Brick making took place in Piermont as early as 1789. In 1832, Isaac Bickford of Piermont manufactured the bricks used to build his own house just south of the Piermont town line (now Ariana’s Restaurant). At one point a large commercial yard was operated by Arthur Runels.
The first mention of brick makers in Haverhill was a firm owned by Eli, Newhall and Asher Pike in the 1820s and 30s. Bricks from their operation were used in the construction of the Brick Church and old county buildings at Haverhill Corner,now the Haverhill Library and Alumni Hall.
Other individuals mentioned as having connections with brick manufacturing in Haverhill are Harvey Wilmot (1860), John Lawrence (1875), Elisa Meader (to 1876) and the North Haverhill Brick Company (1877-1883). There were also Woodsville yards operated by Charles C. Smart (1878) and Ira Whitcher (1886) on Mill Street in Woodsville. Smart also operated a yard in Rumney from 1875 to 1893.

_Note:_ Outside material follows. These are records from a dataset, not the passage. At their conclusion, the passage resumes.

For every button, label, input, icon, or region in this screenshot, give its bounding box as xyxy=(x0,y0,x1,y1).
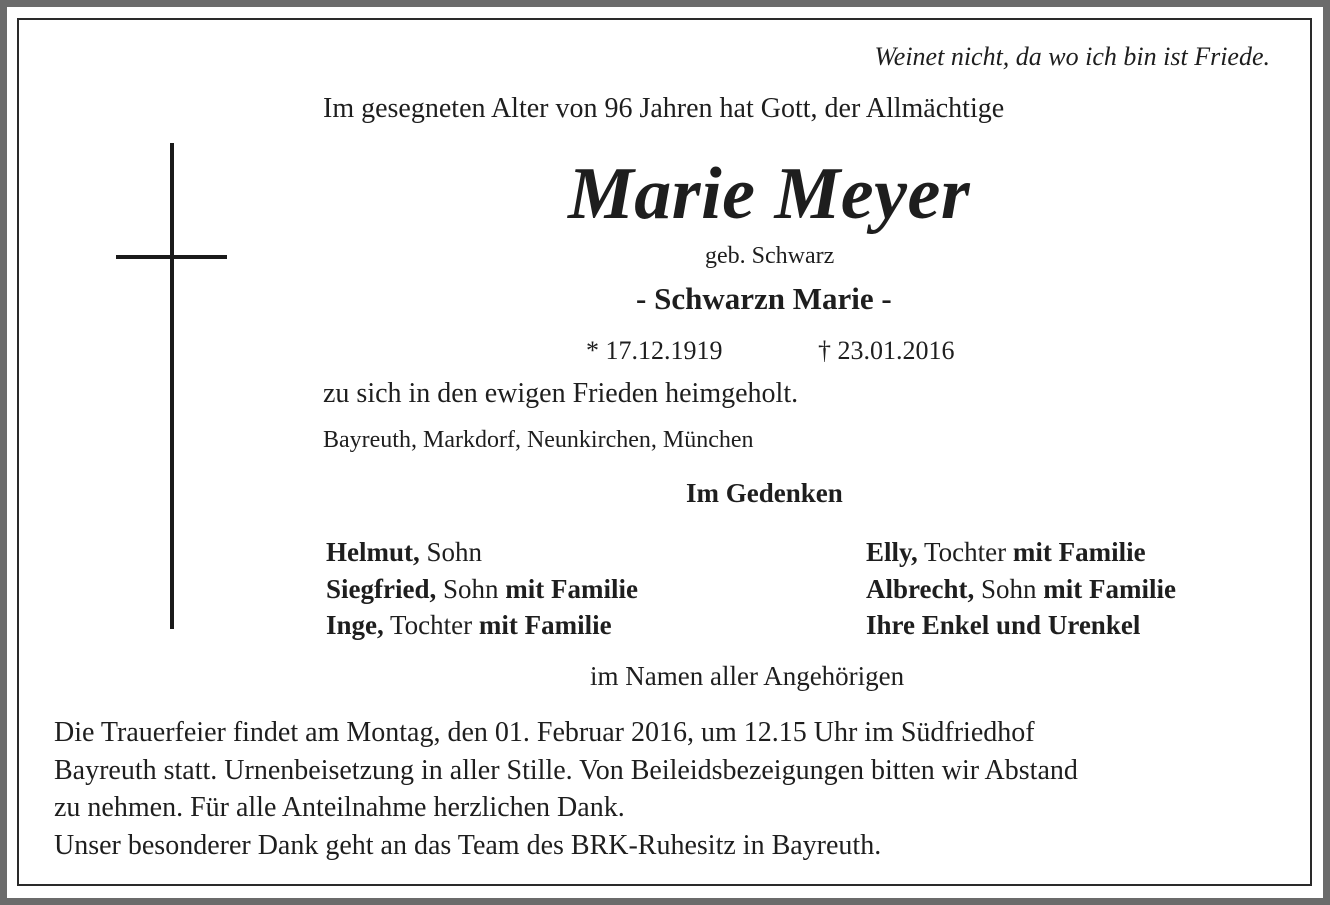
mourner-role: Sohn xyxy=(419,537,483,567)
mourners-left-column xyxy=(326,534,638,644)
mourner-suffix: mit Familie xyxy=(1043,573,1176,604)
funeral-notice-line: Die Trauerfeier findet am Montag, den 01. Februar 2016, um 12.15 Uhr im Südfriedhof xyxy=(54,717,1035,748)
mourner-entry xyxy=(326,607,638,644)
mourner-suffix: mit Familie xyxy=(1012,537,1146,567)
cross-horizontal-bar xyxy=(116,255,227,259)
mourner-name: Inge, xyxy=(326,610,384,640)
nickname: - Schwarzn Marie - xyxy=(636,281,892,316)
heimgeholt-text: zu sich in den ewigen Frieden heimgeholt. xyxy=(323,378,799,409)
cross-vertical-bar xyxy=(170,143,174,629)
mourners-right-column xyxy=(866,534,1176,644)
on-behalf-text: im Namen aller Angehörigen xyxy=(590,661,905,691)
mourner-entry xyxy=(866,607,1176,644)
places: Bayreuth, Markdorf, Neunkirchen, München xyxy=(323,427,754,453)
funeral-notice-line: Unser besonderer Dank geht an das Team des BRK-Ruhesitz in Bayreuth. xyxy=(54,829,882,861)
mourner-name: Elly, xyxy=(866,537,918,567)
mourner-role: Tochter xyxy=(383,610,479,640)
mourner-entry xyxy=(326,571,638,608)
mourner-name: Siegfried, xyxy=(326,573,437,604)
latin-cross-icon xyxy=(80,138,260,648)
birth-date: * 17.12.1919 xyxy=(586,336,723,365)
mourner-suffix: mit Familie xyxy=(505,573,638,604)
mourner-suffix: mit Familie xyxy=(478,610,612,640)
mourner-role: Sohn xyxy=(974,573,1044,604)
mourner-name: Ihre Enkel und Urenkel xyxy=(866,610,1141,640)
motto: Weinet nicht, da wo ich bin ist Friede. xyxy=(874,42,1270,71)
mourner-role: Tochter xyxy=(917,537,1013,567)
death-date: † 23.01.2016 xyxy=(818,336,955,365)
mourner-entry xyxy=(326,534,638,571)
mourner-entry xyxy=(866,571,1176,608)
mourner-name: Helmut, xyxy=(326,537,420,567)
mourner-role: Sohn xyxy=(436,573,506,604)
mourner-entry xyxy=(866,534,1176,571)
intro-text: Im gesegneten Alter von 96 Jahren hat Gott, der Allmächtige xyxy=(323,93,1005,124)
mourner-name: Albrecht, xyxy=(866,573,975,604)
deceased-name: Marie Meyer xyxy=(568,153,971,235)
funeral-notice-line: Bayreuth statt. Urnenbeisetzung in aller Stille. Von Beileidsbezeigungen bitten wir Abstand xyxy=(54,754,1078,786)
funeral-notice-line: zu nehmen. Für alle Anteilnahme herzlichen Dank. xyxy=(54,792,625,823)
gedenken-heading: Im Gedenken xyxy=(686,478,843,508)
birth-name: geb. Schwarz xyxy=(705,243,835,269)
funeral-notice xyxy=(54,714,1078,864)
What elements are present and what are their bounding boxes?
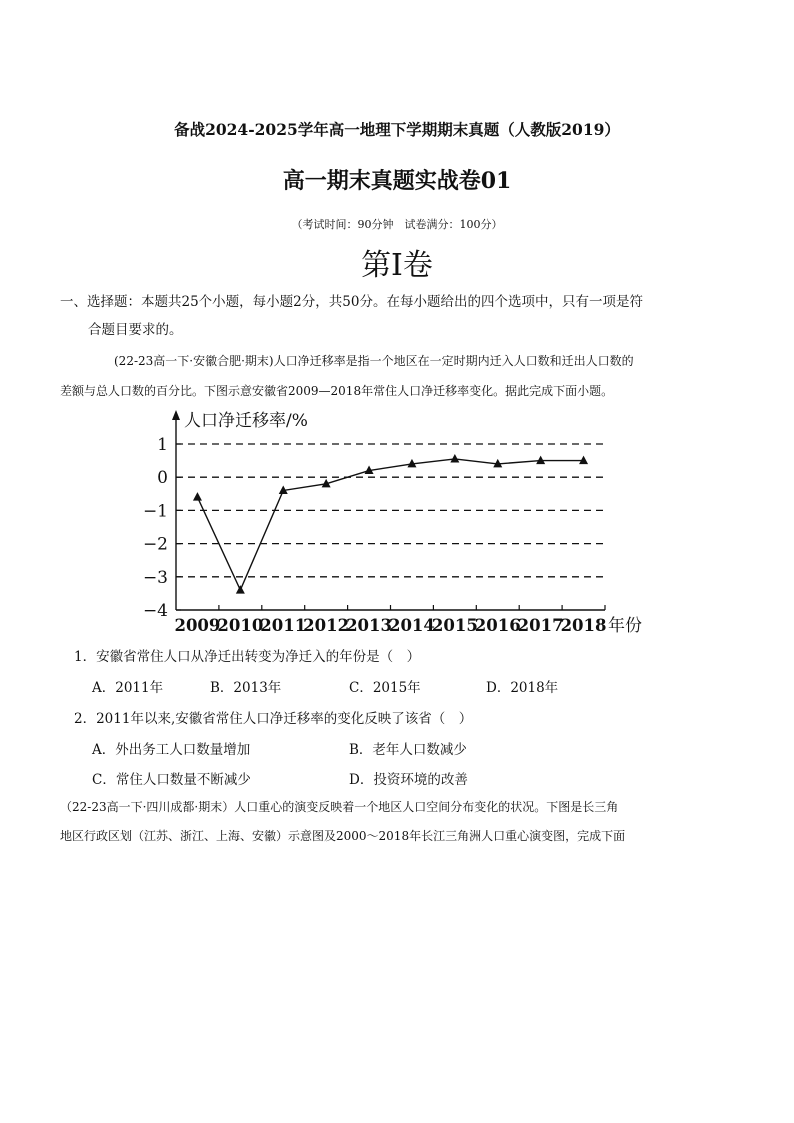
- data-point-marker: [579, 456, 588, 465]
- x-tick-label: 2015: [431, 616, 478, 635]
- y-tick-label: −1: [142, 501, 168, 522]
- x-tick-label: 2014: [388, 616, 435, 635]
- q1-option-b[interactable]: B．2013年: [210, 680, 282, 696]
- section-instructions-line1: 一、选择题：本题共25个小题，每小题2分，共50分。在每小题给出的四个选项中，只有一项是符: [60, 294, 643, 310]
- y-tick-label: −2: [142, 534, 168, 555]
- q2-option-b[interactable]: B．老年人口数减少: [349, 742, 467, 758]
- q2-option-d[interactable]: D．投资环境的改善: [349, 772, 468, 788]
- exam-series-subtitle: 备战2024-2025学年高一地理下学期期末真题（人教版2019）: [174, 120, 620, 139]
- migration-rate-chart: [140, 400, 660, 640]
- q1-option-a[interactable]: A．2011年: [92, 680, 164, 696]
- section-instructions-line2: 合题目要求的。: [88, 322, 183, 338]
- y-axis-title: 人口净迁移率/%: [184, 411, 308, 431]
- data-point-marker: [193, 492, 202, 501]
- passage2-line1: （22-23高一下·四川成都·期末）人口重心的演变反映着一个地区人口空间分布变化的状况。下图是长三角: [60, 800, 619, 814]
- passage2-line2: 地区行政区划（江苏、浙江、上海、安徽）示意图及2000～2018年长江三角洲人口重心演变图，完成下面: [60, 829, 626, 843]
- data-point-marker: [450, 454, 459, 463]
- x-tick-label: 2011: [260, 616, 307, 635]
- q1-option-d[interactable]: D．2018年: [486, 680, 559, 696]
- exam-time-note: （考试时间：90分钟 试卷满分：100分）: [291, 218, 503, 231]
- x-tick-label: 2010: [217, 616, 264, 635]
- paper-title: 高一期末真题实战卷01: [282, 168, 512, 194]
- x-tick-label: 2009: [174, 616, 221, 635]
- y-tick-label: −4: [142, 601, 168, 621]
- question-1-stem: 1．安徽省常住人口从净迁出转变为净迁入的年份是（ ）: [74, 649, 421, 665]
- y-axis-arrow: [172, 410, 180, 420]
- series-line: [197, 459, 583, 590]
- q2-option-a[interactable]: A．外出务工人口数量增加: [92, 742, 251, 758]
- data-point-marker: [236, 585, 245, 594]
- x-tick-label: 2013: [346, 616, 393, 635]
- y-tick-label: 0: [157, 468, 168, 489]
- volume-heading: 第Ⅰ卷: [361, 248, 433, 283]
- q1-option-c[interactable]: C．2015年: [349, 680, 421, 696]
- x-tick-label: 2017: [517, 616, 564, 635]
- x-axis-title: 年份: [608, 616, 642, 636]
- passage1-line2: 差额与总人口数的百分比。下图示意安徽省2009—2018年常住人口净迁移率变化。据此完成下面小题。: [60, 384, 614, 398]
- y-tick-label: −3: [142, 567, 168, 588]
- x-tick-label: 2016: [474, 616, 521, 635]
- y-tick-label: 1: [157, 435, 168, 455]
- q2-option-c[interactable]: C．常住人口数量不断减少: [92, 772, 251, 788]
- passage1-line1: (22-23高一下·安徽合肥·期末)人口净迁移率是指一个地区在一定时期内迁入人口数和迁出人口数的: [114, 354, 634, 368]
- x-tick-label: 2018: [560, 616, 607, 635]
- data-point-marker: [536, 456, 545, 465]
- question-2-stem: 2．2011年以来,安徽省常住人口净迁移率的变化反映了该省（ ）: [74, 711, 473, 727]
- x-tick-label: 2012: [303, 616, 350, 635]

Eustache Lamarre started a brickyard in Woodsville around 1894. He had worked at Martin Gilson’s in East Ryegate and Ira Whitcher’s in Woodsville. He hired a number of French-Canadian workers including four of his own brothers. His company’s bricks were used to build a number of local buildings including Woodsville High School, North Haverhill Library and two blocks on Central Street. They were also shipped by train to Massachusetts. The company later moved to Bath and continued to operate until 1922.
There were different types of bricks depending on intended use. These varied from front bricks to ornamental and fire bricks. Some yards produced both water struck bricks and sand struck bricks, terms that referred to the method used to remove the unfired brick from the molds, the former being more desirable despite being more expensive to manufacture. Over the years, the entire process became more mechanized with horses being replaced with steam or electric machines and trucks and railroad cars replacing wagons. Those who are interested will find additional materials online.
As you drive around the region look at the brick structures that can be found in every community. While some have disappeared, others can still be seen on village streets and rural roads. Whether graceful as an elegant mansion, as utilitarian as a commercial building or sturdy as a church, they stand in tribute to the brick makers and bricklayers of our past. Honor their work with your appreciation.